Na realidade, esta mentalidade anti-vida, a que a comunicação social teima em fazer bandeira de tempos a tempos, habitualmente servindo-se de imagens fortes de enorme sofrimento, influencia as pessoas a aceitarem o que não é natural e que muitas vezes contraria as suas próprias convicções mais íntimas, apelando para falsas necessidades, falsas liberdades e, sobretudo, a uma falsa felicidade.

O que é mesmo urgente, é que o acesso aos cuidados paliativos seja um direito universal e uma prática comum. Só estes são a resposta positiva e de esperança que diz não à falta de humanidade, à falta de amor e à falta de preparação, que advém muitas vezes da incapacidade de aceitar limites ou, até, da falta de formação qualificada para lidar com os que não se curam e seus familiares.

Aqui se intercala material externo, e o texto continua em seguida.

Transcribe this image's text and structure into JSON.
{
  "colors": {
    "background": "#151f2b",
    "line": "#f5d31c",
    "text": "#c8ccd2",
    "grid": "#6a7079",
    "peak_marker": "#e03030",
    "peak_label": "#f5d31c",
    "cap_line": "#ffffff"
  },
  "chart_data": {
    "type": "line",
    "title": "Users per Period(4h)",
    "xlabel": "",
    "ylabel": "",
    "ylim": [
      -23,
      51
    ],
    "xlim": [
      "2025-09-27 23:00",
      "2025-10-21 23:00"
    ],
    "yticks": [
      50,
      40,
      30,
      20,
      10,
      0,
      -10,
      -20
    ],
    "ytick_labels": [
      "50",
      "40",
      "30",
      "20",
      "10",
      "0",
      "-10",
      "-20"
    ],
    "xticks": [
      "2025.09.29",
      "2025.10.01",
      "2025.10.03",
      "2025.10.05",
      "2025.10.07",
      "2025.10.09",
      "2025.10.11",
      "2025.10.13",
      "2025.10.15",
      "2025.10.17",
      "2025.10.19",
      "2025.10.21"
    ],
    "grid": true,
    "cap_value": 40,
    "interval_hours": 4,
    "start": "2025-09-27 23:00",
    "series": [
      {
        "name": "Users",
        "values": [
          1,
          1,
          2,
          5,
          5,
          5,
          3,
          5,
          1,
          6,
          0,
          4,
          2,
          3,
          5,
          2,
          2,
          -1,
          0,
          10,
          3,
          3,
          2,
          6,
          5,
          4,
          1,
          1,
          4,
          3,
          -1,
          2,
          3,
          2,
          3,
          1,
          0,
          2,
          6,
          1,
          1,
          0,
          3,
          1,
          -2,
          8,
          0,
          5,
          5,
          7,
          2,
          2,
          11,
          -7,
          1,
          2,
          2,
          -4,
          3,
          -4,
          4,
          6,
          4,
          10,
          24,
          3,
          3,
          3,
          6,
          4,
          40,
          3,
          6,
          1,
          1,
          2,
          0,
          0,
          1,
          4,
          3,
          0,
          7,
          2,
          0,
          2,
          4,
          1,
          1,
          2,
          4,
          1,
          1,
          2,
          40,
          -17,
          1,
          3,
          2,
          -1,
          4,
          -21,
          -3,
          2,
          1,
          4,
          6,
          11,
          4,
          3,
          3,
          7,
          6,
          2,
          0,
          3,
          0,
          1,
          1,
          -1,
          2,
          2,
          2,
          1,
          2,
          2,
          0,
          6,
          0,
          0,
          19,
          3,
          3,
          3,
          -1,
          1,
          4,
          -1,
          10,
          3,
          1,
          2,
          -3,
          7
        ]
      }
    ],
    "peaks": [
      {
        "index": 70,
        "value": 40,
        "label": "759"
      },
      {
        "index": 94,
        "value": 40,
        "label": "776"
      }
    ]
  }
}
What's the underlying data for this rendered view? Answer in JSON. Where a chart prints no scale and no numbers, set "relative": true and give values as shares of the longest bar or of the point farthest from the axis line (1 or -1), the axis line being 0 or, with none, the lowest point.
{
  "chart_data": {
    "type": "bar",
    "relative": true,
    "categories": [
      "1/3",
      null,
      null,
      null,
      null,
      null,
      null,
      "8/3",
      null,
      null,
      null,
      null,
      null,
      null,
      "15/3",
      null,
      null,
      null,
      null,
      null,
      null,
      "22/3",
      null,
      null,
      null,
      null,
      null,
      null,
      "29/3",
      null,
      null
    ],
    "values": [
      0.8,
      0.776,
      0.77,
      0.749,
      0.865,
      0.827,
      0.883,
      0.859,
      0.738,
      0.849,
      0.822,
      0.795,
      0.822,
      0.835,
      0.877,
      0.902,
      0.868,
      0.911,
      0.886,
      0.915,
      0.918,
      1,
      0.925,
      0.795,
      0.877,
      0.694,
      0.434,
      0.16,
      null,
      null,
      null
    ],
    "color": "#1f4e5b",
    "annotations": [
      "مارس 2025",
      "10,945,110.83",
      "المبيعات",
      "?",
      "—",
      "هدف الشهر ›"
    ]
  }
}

Por isso, eu defendo, uma rede nacional de cuidados paliativos porque, todos, mas mesmo todos, do mais rico ao mais pobre, temos direito, seja quais forem as nossas capacidades físicas, intelectuais, psicológicas, de doenças avançadas, incuráveis e progressivas, com situações irreversíveis, a uma vida com qualidade, a uma vida digna que, seja qual for o tempo que o nosso coração bata, termine numa “morte digna”. Isto é que eu queria que fosse uma realidade no meu País.